The Vision

1.8K 213 9
                                    

"Rumah bibimu sudah dibumihanguskan Harry."

Remaja berkacamata bulat itu menatap nanar pria tua di hadapannya. Semua murid-murid Hogwarts dipulangkan dengan tergesa. Para orangtua tak kuasa menahan diri untuk membiarkan anak-anak mereka naik Hogwarts Express. Banyak yang datang ke Hogsmead untuk menjemput anak-anaknya baik lewat portkey maupun jalan floo. Sementara para auror dari kementrian berlalu lalang di sana mencoba mengawasi semua orang dan menyelamatkan jika tiba-tiba keadaan genting muncul. Hiruk pikuk semakin terasa. Tapi Harry hanya sendiri di sana, sampai sebuah tangan menariknya.

"Ayo Harry."

Pemuda berambut oranye hampir ke merah menariknya. Satu tangan sudah menarik koper besar. Tangan Harry pun sama penuhnya dengan pemuda itu. Burung hantu kesayangannya sudah dia biarkan terbang lebih dulu ke tempat tujuan, The Burrow.

............................................................................................................................................

Menginap semalam di rumah keluarga Weasley tidaklah terasa sama seperti bertahun-tahun sebelumnya. Tak ada suara hantu gentayangan di loteng. Tak ada bunyi berisik jam yang tidak menunjukan waktu. Mungkin Harry saja yang tidak mendengarnya. Pikirannya sudah terlalu sibuk dengan bayangan-bayangan akan rasa bersalah.

"Rumahmu sudah habis, tak ada yang selamat"

Suara Mad-eye malam itu masih terdengar. Pikirnya dia akan senang setelah mimpi buruk sedari kecil menghilang. Nyatanya tidak. Perasaan bersalah menghantui. Mereka, keluarga Dursley memang kejam, tak bermoral. Tapi bukankah berlebihan jika takdir mereka seperti ini. Mati di tangan penyihir, hal yang paling mereka benci karena ketidaknormalannya. Apa ini termasuk ke dalam jajaran dosanya juga?

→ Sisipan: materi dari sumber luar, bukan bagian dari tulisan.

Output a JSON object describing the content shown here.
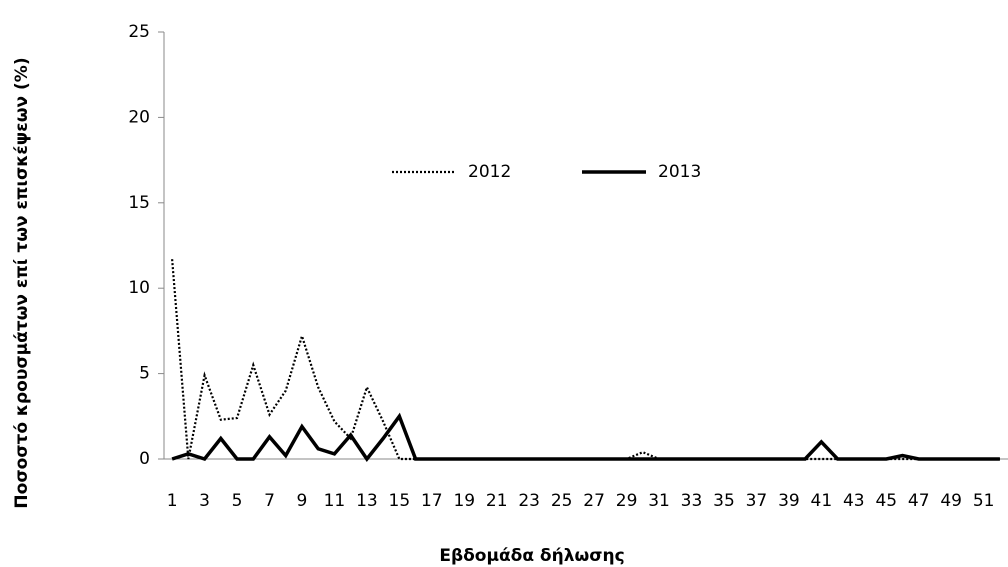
{
  "chart_data": {
    "type": "line",
    "y_label": "Ποσοστό κρουσμάτων επί των επισκέψεων (%)",
    "x_label": "Εβδομάδα δήλωσης",
    "categories": [
      "1",
      null,
      "3",
      null,
      "5",
      null,
      "7",
      null,
      "9",
      null,
      "11",
      null,
      "13",
      null,
      "15",
      null,
      "17",
      null,
      "19",
      null,
      "21",
      null,
      "23",
      null,
      "25",
      null,
      "27",
      null,
      "29",
      null,
      "31",
      null,
      "33",
      null,
      "35",
      null,
      "37",
      null,
      "39",
      null,
      "41",
      null,
      "43",
      null,
      "45",
      null,
      "47",
      null,
      "49",
      null,
      "51",
      null
    ],
    "series": [
      {
        "name": "2012",
        "color": "#000000",
        "dash": "dotted",
        "values": [
          11.7,
          0,
          4.9,
          2.3,
          2.4,
          5.5,
          2.6,
          4,
          7.2,
          4.2,
          2.2,
          1.2,
          4.2,
          2.2,
          0,
          0,
          0,
          0,
          0,
          0,
          0,
          0,
          0,
          0,
          0,
          0,
          0,
          0,
          0,
          0.4,
          0,
          0,
          0,
          0,
          0,
          0,
          0,
          0,
          0,
          0,
          0,
          0,
          0,
          0,
          0,
          0,
          0,
          0,
          0,
          0,
          0,
          0
        ]
      },
      {
        "name": "2013",
        "color": "#000000",
        "dash": "solid",
        "values": [
          0,
          0.3,
          0,
          1.2,
          0,
          0,
          1.3,
          0.2,
          1.9,
          0.6,
          0.3,
          1.4,
          0,
          1.2,
          2.5,
          0,
          0,
          0,
          0,
          0,
          0,
          0,
          0,
          0,
          0,
          0,
          0,
          0,
          0,
          0,
          0,
          0,
          0,
          0,
          0,
          0,
          0,
          0,
          0,
          0,
          1,
          0,
          0,
          0,
          0,
          0.2,
          0,
          0,
          0,
          0,
          0,
          0
        ]
      }
    ],
    "ylim": [
      0,
      25
    ],
    "yticks": [
      0,
      5,
      10,
      15,
      20,
      25
    ],
    "legend": "center"
  }
}
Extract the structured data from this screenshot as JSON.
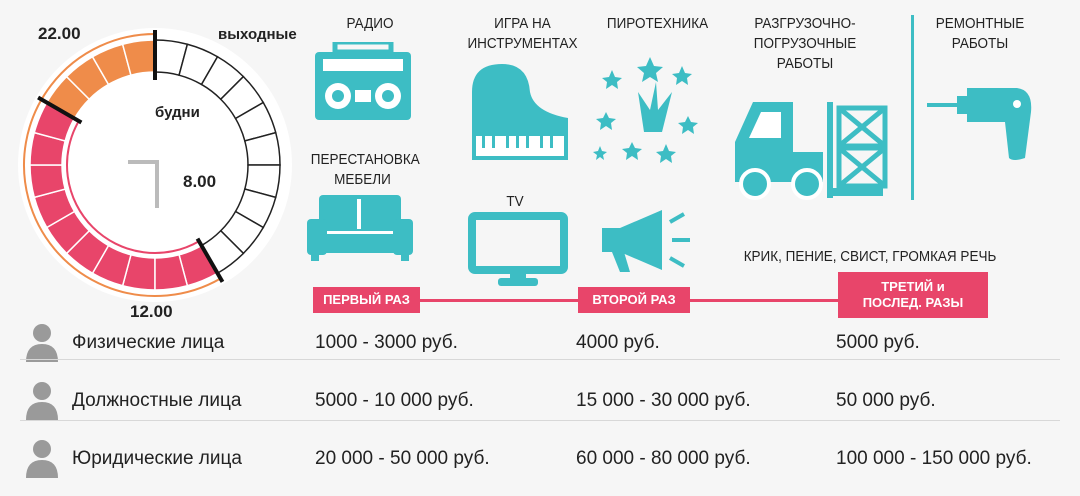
{
  "clock": {
    "label_22": "22.00",
    "label_8": "8.00",
    "label_12": "12.00",
    "weekend_label": "выходные",
    "weekday_label": "будни",
    "hours_total": 24,
    "red_range": [
      22,
      8
    ],
    "orange_range": [
      8,
      12
    ],
    "weekday_range": [
      22,
      8
    ],
    "weekend_range": [
      22,
      12
    ],
    "colors": {
      "red": "#e8456a",
      "orange": "#ef8c4a"
    }
  },
  "activities": {
    "radio": "РАДИО",
    "piano": "ИГРА НА ИНСТРУМЕНТАХ",
    "fireworks": "ПИРОТЕХНИКА",
    "loading": "РАЗГРУЗОЧНО-ПОГРУЗОЧНЫЕ РАБОТЫ",
    "repair": "РЕМОНТНЫЕ РАБОТЫ",
    "furniture": "ПЕРЕСТАНОВКА МЕБЕЛИ",
    "tv": "TV",
    "shouting": "КРИК, ПЕНИЕ, СВИСТ, ГРОМКАЯ РЕЧЬ"
  },
  "timeline": {
    "first": "ПЕРВЫЙ РАЗ",
    "second": "ВТОРОЙ РАЗ",
    "third": "ТРЕТИЙ и ПОСЛЕД. РАЗЫ"
  },
  "fines": [
    {
      "who": "Физические лица",
      "first": "1000 - 3000 руб.",
      "second": "4000 руб.",
      "third": "5000 руб."
    },
    {
      "who": "Должностные лица",
      "first": "5000 - 10 000 руб.",
      "second": "15 000 - 30 000 руб.",
      "third": "50 000 руб."
    },
    {
      "who": "Юридические лица",
      "first": "20 000 - 50 000 руб.",
      "second": "60 000 - 80 000 руб.",
      "third": "100 000 - 150 000 руб."
    }
  ],
  "accent": "#3dbdc4"
}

Seorang petugas kementrian datang pagi-pagi sekali. Dia memperkenalkan diri sebagai Rufus Scrimgeor. Tangannya membawa sebuah peti kecil berukuran panjang sepanjang buku makhluk magis dan dimana menemukannya, dengan lebar satu jengkal tangan, dan segulung kertas. Harry duduk menghadap pria tua dengan mulut penuh jenggot yang dipotong rapi. Hermione dan Ron sudah ikut duduk di kiri dan kanannya. Gulungan itu ternyata sebuah surat wasiat dari mendiang Dumbledore. Wasiat yang diberikan untuk ketiga murid kesayangannya. Sebuah buku cerita anak untuk Hermione, sebuah demulator untuk Ron, dan yang terakhir untuk Harry, Golden Snicth pertandingan pertamanya.

.......................................................................................................................................................

"Aku rasa Dumbledore meninggalkan pesan untuk kita."ujar satu-satunya perempuan di antara golden trio.

Rambut bergelombang yang sulit diatur agak keluar-keluar dari ikatannya. Saat ini mereka bertiga duduk di depan perapian. Di temani secangkir coklat panas di tangan.

"Apa yang mau dia katakan lewat buku anak-anak lapuk? Cerita si Beadle berjanggut, itu hanya fiksi." Sanggah Ron.

"Kau harus tahu Ron kalau sihir juga dihitung fiksi di dunia Muggle." Lanjut Hermione.

"Tapi itu beda!"

Terjadi perdebatan diantara keduanya. Harry tak mengacuhkan mereka. Dia hanya diam menatap seonggok buku lusuh di tangan Hermione. Buku itu dari tadi belum lepas dari tangan si kutu buku. Dalam hati dia mengiyakan kata-kata Hermione. Dumbledore yang sudah memprediksikan kematiannya pasti memberi petunjuk pada mereka.

"Harry.. kau dengar aku?"

"Mate, kau melamun lagi."

Harry mengerjapkan matanya. Sedikit merinding mendengar kata mate yang diucapkan Ron. Kata itu seharusnya hanya boleh keluar dari bibir Severus.